Christina Riley, interim executive director of the Legal Aid Society of Mid New York, and partner organizations demonstrated a coordinated eviction referral portal built to route tenants outside New York City to the correct local eviction-defense provider. Riley said eviction was "at the top of the list" for coordinated intake because fragmented coverage across 62 counties and more than 80 providers often sends tenants to the wrong door.

A narrated demo described an embedded interview that uses Legal Server's online intake functionality to collect user data and transfer applications directly to a receiving organization's case-management system. The interface includes expandable information sections, confirmation via email or SMS with a PDF or link, and required contact info so providers can reach applicants. The demo noted English-only release for the first version, with multilingual support planned for future releases.

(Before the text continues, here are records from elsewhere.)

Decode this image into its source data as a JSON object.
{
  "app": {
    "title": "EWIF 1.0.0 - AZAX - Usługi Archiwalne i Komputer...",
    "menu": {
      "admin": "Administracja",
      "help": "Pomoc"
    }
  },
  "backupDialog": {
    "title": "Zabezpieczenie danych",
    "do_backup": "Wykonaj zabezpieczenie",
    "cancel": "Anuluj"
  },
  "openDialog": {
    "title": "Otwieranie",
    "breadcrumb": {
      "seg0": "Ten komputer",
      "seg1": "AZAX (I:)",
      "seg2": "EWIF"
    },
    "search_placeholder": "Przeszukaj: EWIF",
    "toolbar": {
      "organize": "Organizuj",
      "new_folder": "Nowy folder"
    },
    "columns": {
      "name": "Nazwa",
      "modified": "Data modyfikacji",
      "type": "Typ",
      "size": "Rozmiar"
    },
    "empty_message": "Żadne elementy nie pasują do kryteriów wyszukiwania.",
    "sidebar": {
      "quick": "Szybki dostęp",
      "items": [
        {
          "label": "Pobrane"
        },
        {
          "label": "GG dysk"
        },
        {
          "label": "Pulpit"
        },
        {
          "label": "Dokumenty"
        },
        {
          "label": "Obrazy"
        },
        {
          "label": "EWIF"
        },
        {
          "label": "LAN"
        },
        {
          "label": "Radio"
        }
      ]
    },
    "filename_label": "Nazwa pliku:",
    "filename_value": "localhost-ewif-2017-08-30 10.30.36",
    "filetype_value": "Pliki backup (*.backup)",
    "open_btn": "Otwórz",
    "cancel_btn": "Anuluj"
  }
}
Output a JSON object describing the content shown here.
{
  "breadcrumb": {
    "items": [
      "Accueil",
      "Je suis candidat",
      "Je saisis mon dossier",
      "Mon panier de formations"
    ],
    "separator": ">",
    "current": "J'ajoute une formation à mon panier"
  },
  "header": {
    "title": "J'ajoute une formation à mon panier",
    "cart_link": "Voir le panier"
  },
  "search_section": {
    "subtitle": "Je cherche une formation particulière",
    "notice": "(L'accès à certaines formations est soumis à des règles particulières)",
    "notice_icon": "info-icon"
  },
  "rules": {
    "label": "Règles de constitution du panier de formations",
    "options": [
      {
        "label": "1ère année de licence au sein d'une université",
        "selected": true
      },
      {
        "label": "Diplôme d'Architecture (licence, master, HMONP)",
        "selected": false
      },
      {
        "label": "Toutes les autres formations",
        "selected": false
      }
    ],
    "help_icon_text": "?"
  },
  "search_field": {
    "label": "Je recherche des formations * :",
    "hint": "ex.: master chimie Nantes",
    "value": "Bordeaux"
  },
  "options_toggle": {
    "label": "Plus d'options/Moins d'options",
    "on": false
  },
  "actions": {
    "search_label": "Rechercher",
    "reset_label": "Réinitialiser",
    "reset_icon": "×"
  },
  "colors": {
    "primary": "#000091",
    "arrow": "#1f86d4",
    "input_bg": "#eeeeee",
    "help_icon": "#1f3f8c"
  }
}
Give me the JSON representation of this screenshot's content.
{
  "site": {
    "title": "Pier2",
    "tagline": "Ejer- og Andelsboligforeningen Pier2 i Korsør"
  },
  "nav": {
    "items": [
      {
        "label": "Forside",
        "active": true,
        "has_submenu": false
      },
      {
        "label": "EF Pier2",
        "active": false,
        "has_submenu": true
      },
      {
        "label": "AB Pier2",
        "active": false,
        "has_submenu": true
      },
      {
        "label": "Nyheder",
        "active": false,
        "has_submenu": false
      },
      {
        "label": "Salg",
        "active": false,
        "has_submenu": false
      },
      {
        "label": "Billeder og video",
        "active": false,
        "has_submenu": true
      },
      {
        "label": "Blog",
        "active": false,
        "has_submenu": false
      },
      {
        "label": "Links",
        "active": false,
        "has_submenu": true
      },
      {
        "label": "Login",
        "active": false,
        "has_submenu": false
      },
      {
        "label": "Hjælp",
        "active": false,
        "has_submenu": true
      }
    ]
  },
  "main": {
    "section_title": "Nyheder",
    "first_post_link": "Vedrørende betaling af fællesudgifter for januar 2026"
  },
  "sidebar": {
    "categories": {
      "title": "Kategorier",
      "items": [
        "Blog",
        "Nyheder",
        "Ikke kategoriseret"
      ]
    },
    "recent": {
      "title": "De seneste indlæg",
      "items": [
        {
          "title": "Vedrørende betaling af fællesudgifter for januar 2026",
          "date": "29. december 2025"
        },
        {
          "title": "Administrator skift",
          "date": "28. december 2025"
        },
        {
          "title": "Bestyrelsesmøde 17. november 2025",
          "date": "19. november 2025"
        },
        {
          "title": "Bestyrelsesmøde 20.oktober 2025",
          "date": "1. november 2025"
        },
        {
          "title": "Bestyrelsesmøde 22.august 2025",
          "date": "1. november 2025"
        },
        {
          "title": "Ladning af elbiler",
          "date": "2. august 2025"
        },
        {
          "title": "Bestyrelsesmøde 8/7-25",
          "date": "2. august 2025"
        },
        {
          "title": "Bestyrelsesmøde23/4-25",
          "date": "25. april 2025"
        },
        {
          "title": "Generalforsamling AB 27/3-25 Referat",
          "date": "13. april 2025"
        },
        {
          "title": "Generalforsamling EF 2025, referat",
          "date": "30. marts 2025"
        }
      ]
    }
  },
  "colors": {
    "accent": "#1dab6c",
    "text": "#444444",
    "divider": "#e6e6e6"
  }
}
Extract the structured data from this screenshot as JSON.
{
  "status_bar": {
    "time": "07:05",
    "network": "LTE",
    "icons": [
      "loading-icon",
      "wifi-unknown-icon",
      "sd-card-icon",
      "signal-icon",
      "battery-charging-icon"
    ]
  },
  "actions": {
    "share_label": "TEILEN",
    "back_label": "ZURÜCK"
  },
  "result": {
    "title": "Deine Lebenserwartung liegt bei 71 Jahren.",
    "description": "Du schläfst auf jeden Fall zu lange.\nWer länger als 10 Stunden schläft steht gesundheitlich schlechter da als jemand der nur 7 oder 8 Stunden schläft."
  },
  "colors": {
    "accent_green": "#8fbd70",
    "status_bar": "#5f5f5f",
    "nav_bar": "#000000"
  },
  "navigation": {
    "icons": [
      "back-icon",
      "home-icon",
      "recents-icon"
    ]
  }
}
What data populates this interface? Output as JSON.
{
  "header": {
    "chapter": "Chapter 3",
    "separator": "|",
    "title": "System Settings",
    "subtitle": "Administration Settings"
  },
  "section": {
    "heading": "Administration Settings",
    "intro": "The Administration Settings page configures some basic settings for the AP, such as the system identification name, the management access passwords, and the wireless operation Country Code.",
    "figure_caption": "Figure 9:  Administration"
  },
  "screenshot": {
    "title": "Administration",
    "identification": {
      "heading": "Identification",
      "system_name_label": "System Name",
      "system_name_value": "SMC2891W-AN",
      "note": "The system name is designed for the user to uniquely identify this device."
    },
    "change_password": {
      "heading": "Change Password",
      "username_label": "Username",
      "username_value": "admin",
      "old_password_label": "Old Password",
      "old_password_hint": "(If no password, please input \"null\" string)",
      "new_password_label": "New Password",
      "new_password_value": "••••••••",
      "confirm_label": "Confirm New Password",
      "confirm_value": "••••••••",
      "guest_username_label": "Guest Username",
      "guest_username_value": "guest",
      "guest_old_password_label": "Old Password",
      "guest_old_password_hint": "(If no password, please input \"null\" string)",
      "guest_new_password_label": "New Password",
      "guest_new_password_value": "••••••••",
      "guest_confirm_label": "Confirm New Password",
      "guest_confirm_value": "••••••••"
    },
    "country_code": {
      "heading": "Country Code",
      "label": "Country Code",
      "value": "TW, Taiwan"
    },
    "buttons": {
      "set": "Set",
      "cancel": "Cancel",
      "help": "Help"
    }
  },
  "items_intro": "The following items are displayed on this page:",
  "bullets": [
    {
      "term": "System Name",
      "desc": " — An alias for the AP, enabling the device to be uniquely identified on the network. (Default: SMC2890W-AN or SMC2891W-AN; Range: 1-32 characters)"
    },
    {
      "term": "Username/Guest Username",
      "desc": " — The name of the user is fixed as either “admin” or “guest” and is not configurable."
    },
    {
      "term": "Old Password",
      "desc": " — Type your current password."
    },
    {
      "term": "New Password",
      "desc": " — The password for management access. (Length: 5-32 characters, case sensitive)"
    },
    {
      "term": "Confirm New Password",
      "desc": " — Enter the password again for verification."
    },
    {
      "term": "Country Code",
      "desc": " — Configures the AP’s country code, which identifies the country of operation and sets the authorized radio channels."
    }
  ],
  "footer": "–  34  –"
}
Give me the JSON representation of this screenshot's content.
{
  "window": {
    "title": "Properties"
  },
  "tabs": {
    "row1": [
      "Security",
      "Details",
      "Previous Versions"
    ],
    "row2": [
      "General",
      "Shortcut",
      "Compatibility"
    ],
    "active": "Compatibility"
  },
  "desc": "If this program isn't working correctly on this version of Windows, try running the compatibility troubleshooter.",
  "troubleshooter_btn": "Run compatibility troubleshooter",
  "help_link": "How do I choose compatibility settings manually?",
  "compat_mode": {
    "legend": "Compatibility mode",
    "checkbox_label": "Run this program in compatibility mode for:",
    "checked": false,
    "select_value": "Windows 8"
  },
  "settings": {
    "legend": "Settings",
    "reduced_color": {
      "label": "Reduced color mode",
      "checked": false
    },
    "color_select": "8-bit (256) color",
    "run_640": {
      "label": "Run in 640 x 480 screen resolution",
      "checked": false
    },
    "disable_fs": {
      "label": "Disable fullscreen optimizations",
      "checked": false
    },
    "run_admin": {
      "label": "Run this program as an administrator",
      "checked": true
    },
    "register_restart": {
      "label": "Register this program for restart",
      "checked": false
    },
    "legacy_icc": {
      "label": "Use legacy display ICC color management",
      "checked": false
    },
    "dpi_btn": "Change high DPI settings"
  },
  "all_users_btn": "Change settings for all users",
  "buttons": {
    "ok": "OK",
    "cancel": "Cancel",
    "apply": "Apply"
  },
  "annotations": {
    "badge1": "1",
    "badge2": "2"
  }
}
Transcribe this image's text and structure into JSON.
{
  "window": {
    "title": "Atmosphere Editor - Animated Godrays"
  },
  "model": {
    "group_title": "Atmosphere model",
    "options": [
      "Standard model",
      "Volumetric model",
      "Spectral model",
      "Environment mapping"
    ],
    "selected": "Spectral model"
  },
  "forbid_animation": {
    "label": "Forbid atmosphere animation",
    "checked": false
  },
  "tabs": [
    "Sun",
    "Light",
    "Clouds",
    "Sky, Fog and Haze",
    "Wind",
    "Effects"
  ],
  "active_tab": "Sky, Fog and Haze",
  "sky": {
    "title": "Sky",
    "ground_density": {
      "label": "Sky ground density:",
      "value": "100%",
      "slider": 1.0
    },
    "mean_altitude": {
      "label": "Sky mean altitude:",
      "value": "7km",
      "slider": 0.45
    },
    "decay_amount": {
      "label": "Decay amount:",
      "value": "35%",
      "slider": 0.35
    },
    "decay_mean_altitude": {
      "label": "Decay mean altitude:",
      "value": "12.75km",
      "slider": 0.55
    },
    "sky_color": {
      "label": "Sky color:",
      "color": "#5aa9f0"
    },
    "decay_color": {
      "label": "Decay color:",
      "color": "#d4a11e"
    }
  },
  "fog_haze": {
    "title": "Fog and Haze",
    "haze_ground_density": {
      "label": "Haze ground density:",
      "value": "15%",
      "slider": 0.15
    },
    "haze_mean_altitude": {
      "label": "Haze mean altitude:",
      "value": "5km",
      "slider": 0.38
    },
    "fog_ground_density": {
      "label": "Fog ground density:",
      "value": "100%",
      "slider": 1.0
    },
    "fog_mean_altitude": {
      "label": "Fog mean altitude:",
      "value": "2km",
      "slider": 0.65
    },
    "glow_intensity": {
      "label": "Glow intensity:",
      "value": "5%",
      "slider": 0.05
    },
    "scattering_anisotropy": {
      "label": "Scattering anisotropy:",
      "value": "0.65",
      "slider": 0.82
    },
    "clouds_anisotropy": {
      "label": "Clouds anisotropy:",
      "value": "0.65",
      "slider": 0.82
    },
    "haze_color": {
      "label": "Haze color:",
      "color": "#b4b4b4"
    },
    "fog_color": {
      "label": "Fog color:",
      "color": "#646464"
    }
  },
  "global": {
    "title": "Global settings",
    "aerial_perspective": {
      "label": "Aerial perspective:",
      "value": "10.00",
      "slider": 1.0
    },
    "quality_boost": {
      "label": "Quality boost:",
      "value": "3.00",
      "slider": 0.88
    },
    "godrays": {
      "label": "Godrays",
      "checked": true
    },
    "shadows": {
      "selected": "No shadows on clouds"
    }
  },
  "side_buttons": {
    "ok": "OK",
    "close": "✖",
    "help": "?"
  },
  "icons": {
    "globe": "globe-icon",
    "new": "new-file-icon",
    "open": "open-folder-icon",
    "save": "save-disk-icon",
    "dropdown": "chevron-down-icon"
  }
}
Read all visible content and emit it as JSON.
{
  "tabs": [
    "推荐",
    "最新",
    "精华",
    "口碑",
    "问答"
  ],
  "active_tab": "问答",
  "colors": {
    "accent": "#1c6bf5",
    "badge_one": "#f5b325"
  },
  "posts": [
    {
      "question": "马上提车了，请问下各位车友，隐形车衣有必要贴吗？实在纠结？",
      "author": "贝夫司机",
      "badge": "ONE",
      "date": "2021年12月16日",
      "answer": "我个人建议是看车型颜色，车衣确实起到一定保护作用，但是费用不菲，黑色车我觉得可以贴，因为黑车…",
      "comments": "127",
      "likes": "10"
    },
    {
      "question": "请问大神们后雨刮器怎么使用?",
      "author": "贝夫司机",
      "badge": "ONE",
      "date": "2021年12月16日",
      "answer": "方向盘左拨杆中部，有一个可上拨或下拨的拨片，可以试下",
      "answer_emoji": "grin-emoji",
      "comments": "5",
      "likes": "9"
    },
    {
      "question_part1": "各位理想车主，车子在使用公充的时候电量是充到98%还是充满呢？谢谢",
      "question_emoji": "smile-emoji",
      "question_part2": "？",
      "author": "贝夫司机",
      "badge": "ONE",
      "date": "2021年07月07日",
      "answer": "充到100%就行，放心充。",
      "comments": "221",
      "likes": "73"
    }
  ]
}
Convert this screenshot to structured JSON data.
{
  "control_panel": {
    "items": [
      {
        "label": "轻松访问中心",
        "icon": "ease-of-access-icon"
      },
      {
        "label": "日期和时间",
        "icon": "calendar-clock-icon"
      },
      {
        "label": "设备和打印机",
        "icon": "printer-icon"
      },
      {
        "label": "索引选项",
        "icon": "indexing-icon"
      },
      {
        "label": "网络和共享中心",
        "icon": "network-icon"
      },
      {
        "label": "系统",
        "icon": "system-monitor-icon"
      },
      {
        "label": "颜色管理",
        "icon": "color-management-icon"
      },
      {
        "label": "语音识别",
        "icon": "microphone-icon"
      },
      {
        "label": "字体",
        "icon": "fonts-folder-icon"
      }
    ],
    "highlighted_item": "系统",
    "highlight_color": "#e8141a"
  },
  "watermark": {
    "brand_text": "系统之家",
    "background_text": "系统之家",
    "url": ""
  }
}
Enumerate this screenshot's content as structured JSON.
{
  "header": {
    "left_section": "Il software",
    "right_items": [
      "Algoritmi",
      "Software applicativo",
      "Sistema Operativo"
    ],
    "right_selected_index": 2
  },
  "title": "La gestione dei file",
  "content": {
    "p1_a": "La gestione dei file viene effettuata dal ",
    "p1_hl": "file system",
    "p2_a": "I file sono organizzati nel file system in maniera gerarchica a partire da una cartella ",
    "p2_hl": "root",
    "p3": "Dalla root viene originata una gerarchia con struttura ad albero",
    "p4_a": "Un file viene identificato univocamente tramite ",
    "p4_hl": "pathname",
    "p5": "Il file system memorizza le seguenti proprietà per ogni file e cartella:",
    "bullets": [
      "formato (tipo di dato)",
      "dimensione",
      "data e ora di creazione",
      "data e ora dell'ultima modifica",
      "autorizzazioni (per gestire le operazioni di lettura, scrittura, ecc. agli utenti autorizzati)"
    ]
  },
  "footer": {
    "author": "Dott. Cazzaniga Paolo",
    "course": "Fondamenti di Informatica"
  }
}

The portal includes triage logic: when an applicant reports a court date inside a configurable window (the demo used a three-day default), the system surfaces the appropriate provider phone number and prompts immediate contact. Fields such as landlord name are optional to lower friction; detailed survey sections help intake staff get context. Christina said future phases aim to expand coverage (including New York City) and add appointment scheduling and more robust referral assignment logic. Panelists emphasized governance structures, steering committees and localized readiness assessments to ensure partner buy-in and to keep the portal supplemental to—rather than a replacement for—local intake systems.

Panelists said user testing occurred in Buffalo, Ithaca, Utica and Long Island and informed plain-language edits (for example replacing the term "adverse party" with "landlord or property manager"). Funding for the New York project began with a TIG grant and involved contributions from regional partners; sustainability plans include leveraging existing hosting (insert technology) and LawHelp New York content so phase 1 can continue with limited upkeep if funding drops.

Next steps include multilingual support, appointment scheduling, expanded partner onboarding in phase 2 and continued evaluation of intake-to-case conversion and time-to-contact metrics.